2. Finely powder beaten rice and fenugreek seeds, and add it to the flour mixture.
3. Blend in butter milk.
4. Keep blending with a clean hand, adding water little by little until you get a smooth and thick dosa dough consistency.
5. Cover and keep it in a warm place to rise for 8 hours or overnight.
For preparing the dosas:
6. Heat a greased tava. Sprinkle little water to test the temperature. If you get a hissing sound the tava is ready.
7. Pour a ladle of the batter on the centre of the tava and spread it into a moderately thick dasa.
8. Dribble oil around the dosa.
9. When lots of small holes appear, cover with lid and decrease heat.
10. Cook on low fire for a minute or until the top surface looks cooked.
11. Flip the dosa to the other side and cook for four seconds and remove from pan and leave it on flat surface to cool.

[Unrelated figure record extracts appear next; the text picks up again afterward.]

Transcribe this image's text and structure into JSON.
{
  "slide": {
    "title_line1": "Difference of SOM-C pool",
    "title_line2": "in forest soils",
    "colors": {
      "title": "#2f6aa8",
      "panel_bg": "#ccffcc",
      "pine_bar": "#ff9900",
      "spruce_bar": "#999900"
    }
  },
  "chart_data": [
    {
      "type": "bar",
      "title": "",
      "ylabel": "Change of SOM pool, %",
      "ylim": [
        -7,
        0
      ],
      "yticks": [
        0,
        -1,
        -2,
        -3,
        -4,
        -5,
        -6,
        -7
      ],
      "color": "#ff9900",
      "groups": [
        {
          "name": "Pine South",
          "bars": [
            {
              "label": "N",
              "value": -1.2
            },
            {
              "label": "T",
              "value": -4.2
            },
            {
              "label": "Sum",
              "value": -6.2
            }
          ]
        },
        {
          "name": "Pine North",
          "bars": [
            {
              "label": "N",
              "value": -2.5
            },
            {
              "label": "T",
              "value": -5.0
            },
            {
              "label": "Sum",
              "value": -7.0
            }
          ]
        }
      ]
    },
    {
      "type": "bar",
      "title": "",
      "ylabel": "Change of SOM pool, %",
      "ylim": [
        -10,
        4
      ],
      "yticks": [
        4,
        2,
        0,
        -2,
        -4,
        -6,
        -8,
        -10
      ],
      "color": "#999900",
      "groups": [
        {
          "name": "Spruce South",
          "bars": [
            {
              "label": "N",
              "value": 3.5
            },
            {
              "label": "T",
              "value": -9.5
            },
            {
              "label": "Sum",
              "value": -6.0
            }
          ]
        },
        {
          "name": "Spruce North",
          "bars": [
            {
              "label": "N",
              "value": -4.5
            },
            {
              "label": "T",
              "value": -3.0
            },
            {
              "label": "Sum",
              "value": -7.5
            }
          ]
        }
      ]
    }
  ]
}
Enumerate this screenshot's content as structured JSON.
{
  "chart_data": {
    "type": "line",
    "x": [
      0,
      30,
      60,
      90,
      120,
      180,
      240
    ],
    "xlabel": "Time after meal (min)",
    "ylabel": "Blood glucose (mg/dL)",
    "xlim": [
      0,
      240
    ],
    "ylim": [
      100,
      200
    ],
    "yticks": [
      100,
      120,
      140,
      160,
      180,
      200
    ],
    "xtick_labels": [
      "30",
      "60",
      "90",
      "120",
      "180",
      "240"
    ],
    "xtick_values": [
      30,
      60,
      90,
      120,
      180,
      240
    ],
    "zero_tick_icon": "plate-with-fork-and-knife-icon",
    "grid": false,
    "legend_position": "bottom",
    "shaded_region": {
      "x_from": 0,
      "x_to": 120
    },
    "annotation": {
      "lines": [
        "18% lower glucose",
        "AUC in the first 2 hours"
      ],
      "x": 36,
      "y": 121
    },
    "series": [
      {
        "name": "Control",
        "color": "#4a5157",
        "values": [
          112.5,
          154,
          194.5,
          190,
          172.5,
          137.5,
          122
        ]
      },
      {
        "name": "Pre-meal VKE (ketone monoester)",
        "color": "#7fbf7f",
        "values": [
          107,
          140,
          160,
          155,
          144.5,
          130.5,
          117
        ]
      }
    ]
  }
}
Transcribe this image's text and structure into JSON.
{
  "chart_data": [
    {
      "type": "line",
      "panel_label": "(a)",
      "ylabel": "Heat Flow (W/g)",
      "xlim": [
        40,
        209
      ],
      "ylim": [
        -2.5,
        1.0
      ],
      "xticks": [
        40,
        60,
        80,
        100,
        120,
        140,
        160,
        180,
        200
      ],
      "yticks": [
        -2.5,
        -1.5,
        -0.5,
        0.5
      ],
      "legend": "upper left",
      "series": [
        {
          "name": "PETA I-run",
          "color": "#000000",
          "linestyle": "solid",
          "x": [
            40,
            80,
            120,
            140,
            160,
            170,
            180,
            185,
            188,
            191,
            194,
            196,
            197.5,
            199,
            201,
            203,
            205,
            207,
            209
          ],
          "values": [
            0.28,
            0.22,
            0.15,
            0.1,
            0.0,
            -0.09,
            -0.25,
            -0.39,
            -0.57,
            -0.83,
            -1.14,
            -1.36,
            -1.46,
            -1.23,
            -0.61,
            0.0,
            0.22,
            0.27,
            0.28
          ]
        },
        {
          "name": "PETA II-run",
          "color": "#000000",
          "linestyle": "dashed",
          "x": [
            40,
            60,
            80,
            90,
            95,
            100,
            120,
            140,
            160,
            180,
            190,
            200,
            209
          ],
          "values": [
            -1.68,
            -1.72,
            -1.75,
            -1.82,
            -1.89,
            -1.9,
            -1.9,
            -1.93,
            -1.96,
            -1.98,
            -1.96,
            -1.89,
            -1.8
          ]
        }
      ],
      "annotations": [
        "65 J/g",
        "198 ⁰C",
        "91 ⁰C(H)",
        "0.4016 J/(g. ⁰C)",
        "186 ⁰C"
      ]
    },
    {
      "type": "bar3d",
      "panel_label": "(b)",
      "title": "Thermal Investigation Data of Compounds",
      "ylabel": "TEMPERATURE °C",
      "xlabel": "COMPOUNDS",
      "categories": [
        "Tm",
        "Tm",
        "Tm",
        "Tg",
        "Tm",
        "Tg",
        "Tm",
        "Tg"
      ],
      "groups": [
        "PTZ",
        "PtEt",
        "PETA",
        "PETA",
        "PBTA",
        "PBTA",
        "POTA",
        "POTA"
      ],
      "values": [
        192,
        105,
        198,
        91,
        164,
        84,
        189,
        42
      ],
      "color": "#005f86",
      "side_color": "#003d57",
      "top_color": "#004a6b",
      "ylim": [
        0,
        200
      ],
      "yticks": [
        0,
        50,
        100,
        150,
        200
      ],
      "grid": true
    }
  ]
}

12. Increase heat and pour the batter for the next dosa.
FOR THE FILLING:
Mix one portion of dosai molagai podi (also known as Gun Powder) with one portion of sesame oil, and apply liberally on one side of the dasai. Fold the dosai in the middle and stack it up in a dry container or pack in a foil. Ideal snack for picnics and take away. You will get twenty five palm sized dosais for the above mentioned ingredients. A standard size drinking water glass was used to measure out the flour.